Gerek DUA ve gerekse ZİKİR, insan beynindeki kullanılır kapasitenin artarak, kendisindeki Allah tarafından bahşedilmiş olan özellik ve kuvvetlerin açığa çıkması için yapılan çalışmalardır!.. Kişi, aynı zamanda, bu çalışmalar ile ölümötesi bedenini de inşâ etmektedir..

Sen, Allah`ın ilminde, O`nun güzel isimlerinin özellikleriyle yaratıldığın için, Allah isimlerinin işaret ettiği mânâlar, özellik olarak senin beyninde açığa çıkmaktadır. Allah`ın güzel isimlerini beyninde tekrarladığın zaman, bu isimlerin özelliklerinin beyninde daha da gelişmesini sağlamış olursun..

Allah`ın "İRADE" sıfatının adı olan "Mürîd" ismini, meselâ hergün diyelim ki üçbin defa civarında tekrarladığın zaman; bir kaç ay içinde irade kuvvetinin arttığını görürsün!..irade zayıflığı yüzünden gerçekleştiremediğin pek çok şeyi, kendini zorlamadan başardığını farkedersin hayretle!.

Buna ilâve olarak, Allah`ın "Kuddûs" ismini de her gün bu sayı civarında tekrar eder ve yanısra "Kuddûs-üt tâhiru min külle sûin" duasını da üçyüz veya beşyüz defa tekrarlarsan; kendini hiç zorlamadan sigara veya uyuşturucu ya da alkol alışkanlığından kurtuluverirsin!..

Acaba öyle mi?...

Deneyen görür! Sadece üç-beş ay buna devam edin, yeter!. İsterseniz inanmadan!.

Çünkü, bu zikir olayı tamamiyle teknik bir olaydır; sonuçlarının oluşması inanca bağlı değildir!. Biz bunun sayısız örneklerini gördük..

Bu önerdiğimiz zikri, bize inanmayarak, sırf denemek için uygulamaya başlayan; bir yandan meyhanede içkisini yudumlarken, bir yanda da bu zikirlere devam eden nice kişi o alışkanlıklarından çok kolaylıkla kurtuldular..

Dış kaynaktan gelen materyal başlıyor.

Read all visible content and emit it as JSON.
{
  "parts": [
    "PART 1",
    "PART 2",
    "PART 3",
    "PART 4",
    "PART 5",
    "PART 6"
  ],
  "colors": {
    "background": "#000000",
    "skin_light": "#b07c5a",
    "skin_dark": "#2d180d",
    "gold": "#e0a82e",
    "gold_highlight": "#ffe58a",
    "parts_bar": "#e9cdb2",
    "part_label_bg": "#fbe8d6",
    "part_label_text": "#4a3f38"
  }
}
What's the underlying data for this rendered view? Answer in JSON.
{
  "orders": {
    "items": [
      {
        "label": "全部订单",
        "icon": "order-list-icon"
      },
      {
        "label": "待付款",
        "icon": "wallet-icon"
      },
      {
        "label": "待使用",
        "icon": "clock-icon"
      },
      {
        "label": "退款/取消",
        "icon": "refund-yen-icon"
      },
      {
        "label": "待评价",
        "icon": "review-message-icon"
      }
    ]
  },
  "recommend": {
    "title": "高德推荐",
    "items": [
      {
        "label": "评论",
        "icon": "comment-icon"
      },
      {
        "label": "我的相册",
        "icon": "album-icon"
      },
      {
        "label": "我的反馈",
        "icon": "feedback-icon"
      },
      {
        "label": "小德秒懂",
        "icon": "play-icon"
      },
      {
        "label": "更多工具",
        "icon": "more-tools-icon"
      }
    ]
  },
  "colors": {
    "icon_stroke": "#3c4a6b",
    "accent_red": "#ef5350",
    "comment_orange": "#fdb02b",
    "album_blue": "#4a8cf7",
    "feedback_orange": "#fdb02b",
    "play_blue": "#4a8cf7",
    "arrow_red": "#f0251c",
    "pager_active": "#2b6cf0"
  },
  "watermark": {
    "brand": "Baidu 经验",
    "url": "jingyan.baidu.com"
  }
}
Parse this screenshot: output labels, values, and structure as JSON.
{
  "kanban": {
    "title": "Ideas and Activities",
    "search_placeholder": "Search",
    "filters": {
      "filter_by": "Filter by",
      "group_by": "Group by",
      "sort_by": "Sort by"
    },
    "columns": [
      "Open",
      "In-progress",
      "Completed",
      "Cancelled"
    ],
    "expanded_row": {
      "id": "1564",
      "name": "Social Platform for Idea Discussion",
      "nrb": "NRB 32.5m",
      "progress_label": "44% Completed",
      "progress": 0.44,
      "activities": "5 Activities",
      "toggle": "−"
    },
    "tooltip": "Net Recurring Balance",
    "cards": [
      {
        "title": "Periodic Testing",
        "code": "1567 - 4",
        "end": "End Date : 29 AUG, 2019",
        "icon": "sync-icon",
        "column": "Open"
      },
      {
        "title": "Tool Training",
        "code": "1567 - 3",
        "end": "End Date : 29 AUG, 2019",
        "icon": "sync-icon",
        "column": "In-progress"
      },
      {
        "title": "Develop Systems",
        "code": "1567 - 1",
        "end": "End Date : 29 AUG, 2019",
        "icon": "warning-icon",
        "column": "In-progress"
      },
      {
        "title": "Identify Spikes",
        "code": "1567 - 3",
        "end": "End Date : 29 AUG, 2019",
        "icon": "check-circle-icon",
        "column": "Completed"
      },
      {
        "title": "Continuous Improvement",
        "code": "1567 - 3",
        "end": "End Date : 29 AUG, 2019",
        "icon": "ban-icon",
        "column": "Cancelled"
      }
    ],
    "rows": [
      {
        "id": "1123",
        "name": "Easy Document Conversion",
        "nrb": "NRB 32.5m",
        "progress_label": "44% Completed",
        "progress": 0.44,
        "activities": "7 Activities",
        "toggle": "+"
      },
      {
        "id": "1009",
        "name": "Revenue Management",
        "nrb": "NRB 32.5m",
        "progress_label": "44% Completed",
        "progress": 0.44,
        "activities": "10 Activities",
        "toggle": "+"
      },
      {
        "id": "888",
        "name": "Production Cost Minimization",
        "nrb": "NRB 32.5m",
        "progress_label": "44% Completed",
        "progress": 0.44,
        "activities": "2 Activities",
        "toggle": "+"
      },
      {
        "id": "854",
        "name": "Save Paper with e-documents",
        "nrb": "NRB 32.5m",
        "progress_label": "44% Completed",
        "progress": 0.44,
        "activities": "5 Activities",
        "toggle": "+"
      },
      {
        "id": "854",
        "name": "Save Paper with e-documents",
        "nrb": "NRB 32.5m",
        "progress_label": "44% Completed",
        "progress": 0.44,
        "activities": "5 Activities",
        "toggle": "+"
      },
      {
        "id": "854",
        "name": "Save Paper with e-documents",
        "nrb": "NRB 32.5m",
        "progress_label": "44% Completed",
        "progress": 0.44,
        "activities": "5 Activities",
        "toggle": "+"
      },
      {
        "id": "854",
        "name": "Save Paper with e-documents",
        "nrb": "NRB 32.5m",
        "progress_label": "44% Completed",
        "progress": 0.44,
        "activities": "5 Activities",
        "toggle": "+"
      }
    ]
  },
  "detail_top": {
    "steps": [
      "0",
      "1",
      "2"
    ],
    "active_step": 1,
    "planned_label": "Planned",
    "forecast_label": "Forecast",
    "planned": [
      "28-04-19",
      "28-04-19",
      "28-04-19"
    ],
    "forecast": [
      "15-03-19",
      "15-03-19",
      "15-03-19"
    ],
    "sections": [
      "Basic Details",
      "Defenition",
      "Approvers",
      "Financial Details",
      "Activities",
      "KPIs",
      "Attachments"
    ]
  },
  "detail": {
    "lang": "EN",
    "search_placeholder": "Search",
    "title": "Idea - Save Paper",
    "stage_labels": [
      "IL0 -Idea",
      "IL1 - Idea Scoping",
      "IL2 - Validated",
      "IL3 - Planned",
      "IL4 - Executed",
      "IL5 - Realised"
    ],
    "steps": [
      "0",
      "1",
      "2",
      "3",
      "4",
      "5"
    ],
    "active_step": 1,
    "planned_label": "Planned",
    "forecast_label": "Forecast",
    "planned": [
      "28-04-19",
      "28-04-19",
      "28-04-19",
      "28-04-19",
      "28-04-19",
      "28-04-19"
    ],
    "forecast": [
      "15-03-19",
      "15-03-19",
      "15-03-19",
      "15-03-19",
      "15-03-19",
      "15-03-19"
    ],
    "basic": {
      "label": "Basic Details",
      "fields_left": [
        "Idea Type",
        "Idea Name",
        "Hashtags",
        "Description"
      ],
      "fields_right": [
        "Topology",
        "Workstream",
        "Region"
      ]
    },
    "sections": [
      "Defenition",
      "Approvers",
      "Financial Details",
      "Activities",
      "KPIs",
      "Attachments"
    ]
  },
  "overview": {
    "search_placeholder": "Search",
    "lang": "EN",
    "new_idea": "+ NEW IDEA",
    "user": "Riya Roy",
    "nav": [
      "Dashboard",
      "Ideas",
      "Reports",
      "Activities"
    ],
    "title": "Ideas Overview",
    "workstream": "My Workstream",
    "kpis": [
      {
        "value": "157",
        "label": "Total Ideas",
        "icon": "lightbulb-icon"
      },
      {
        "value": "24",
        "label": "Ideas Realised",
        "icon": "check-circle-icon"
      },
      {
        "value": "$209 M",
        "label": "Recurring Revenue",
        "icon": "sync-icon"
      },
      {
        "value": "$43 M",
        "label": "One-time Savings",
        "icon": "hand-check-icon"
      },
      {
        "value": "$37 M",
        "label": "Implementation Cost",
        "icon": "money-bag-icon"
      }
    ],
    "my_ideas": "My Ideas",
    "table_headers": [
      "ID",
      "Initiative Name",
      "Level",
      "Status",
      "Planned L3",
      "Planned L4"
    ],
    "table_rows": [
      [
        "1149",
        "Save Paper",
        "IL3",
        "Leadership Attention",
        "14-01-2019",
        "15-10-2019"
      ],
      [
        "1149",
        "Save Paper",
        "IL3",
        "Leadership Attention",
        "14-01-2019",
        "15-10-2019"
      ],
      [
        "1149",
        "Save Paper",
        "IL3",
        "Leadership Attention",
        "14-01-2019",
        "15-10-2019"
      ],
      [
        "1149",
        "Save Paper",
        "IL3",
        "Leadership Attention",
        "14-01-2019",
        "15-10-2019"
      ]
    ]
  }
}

Zikir, beyinde belirli anlamlar taşıyan kelimeleri tekrar etme çalışmasıdır.. Zaman ve mekânla, inançla kayıtlı değildir!..

Zikrin, yani kelimelerin beyindeki tekrarının, beyinde yeni hücre bloklarını devreye sokma çalışmaları olduğunu tasdik eden ilk bilimsel makale ise 1993 yılı aralık ayında Dünyanın en ünlü bilim dergisi olan "Scientific Amerikan"da John Horgan imzasıyla yayınlandı... Uzun yıllar yapılan yoğun laboratuvar çalışmaları sonucu açıklanıyordu bu makalede.. Sonuç; her yeni öğrenilen ve tekrarlanan kelimeler, beyinde o zamana kadar boş-âtıl duran hücre guruplarını devreye sokarak beynin çalışan kapasitesini arttırıyordu!..

Siz, Allah`ın belirli isimlerini beyninizde, bir süre, belirli bir düzen içinde tekrar ettiğiniz zaman, otomatikman beyninizde o anlam doğrultusunda bir kapasite oluşuyor; böylece kişiliğinizi o anlam istikametinde geliştiriyorsunuz!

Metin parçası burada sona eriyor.